Raw honey will have a label that reads "raw honey." If the label does not include the word "raw," or does not come directly from a farmer or beekeeper who can confirm that it is raw, the manufacturer has probably pasteurized it.

The label may also describe the type of flowers that the bees pollinated to make that honey. The kind of flower determines the taste, color, and antioxidant and vitamin content of the honey.

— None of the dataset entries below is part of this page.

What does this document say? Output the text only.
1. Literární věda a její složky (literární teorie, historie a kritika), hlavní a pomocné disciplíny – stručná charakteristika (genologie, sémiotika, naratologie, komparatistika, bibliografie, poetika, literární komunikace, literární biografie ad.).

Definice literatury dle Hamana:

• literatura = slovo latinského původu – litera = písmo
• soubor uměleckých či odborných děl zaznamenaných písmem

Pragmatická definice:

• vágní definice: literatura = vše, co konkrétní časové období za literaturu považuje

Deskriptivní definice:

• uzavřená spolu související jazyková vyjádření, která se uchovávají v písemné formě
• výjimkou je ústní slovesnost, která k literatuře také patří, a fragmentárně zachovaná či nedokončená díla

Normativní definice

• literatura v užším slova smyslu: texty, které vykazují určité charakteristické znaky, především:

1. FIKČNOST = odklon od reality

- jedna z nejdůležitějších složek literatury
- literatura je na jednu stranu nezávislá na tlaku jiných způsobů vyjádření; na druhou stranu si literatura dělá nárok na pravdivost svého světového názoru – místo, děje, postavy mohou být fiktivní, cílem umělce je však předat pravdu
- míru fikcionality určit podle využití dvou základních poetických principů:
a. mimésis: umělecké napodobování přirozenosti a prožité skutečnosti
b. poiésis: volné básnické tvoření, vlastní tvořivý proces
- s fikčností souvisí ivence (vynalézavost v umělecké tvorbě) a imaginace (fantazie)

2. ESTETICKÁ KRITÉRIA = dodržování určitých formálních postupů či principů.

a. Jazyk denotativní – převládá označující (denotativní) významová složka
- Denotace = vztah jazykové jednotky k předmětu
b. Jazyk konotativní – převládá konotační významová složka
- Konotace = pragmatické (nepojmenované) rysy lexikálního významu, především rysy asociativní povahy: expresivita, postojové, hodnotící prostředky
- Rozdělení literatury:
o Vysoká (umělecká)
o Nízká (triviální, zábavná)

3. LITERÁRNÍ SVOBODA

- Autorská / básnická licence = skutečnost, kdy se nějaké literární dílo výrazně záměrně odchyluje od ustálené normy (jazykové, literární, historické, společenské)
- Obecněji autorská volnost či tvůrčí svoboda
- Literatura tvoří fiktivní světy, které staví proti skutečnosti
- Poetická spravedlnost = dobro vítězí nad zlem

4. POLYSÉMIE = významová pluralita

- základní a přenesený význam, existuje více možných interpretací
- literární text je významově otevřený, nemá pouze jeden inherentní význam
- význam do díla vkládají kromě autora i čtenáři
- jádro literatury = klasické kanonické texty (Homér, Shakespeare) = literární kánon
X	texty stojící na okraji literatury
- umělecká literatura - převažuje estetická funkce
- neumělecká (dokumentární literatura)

Many types of pasteurized honey have labels that read "pure honey." Others may say "clover honey" or may state that they come from a local area. Even products labeled as "organic honey" may not be raw, as some manufacturers do pasteurize organic honey.

Some processed honey products contain high fructose corn syrup or other additives. Check the label to make sure the honey is pure.

Raw honey has become more popular in recent years, and people can now buy it from many grocery and health food stores. Farmers' markets also sell raw honey, sometimes directly from the beekeeper.

Online stores offer a wide range of brands of both raw honey and regular honey.

Raw honey may crystallize after a few months of storage. This means that the honey gets a grainy or sugar-like texture. Crystallized honey is safe to eat and has the same taste.

To make the honey liquid again, use a gentle heating technique:

  1. Boil a pot of water and remove it from the heat.
  2. Place the container of honey in the hot water. Do not allow the water to reach the top of the honey container to avoid contaminating it.
  3. Remove the container of honey after a few minutes. If it is still solid or crystallized, repeat the process.

Do not microwave raw honey or put it directly in boiling water or on a hot stove top, as this may destroy some of its nutrients.

Raw honey may contain nutrients that regular honey does not. This means raw honey could potentially offer more, or more powerful, health benefits. However, research has not confirmed this.

Raw honey may contain extra elements, such as bee pollen and bee propolis, which can offer additional antioxidant and antibacterial properties.

Research on the medicinal uses of raw honey is promising. The studies on its healing properties and nutrition suggest that raw honey may be a more healthful sweetener than sugar.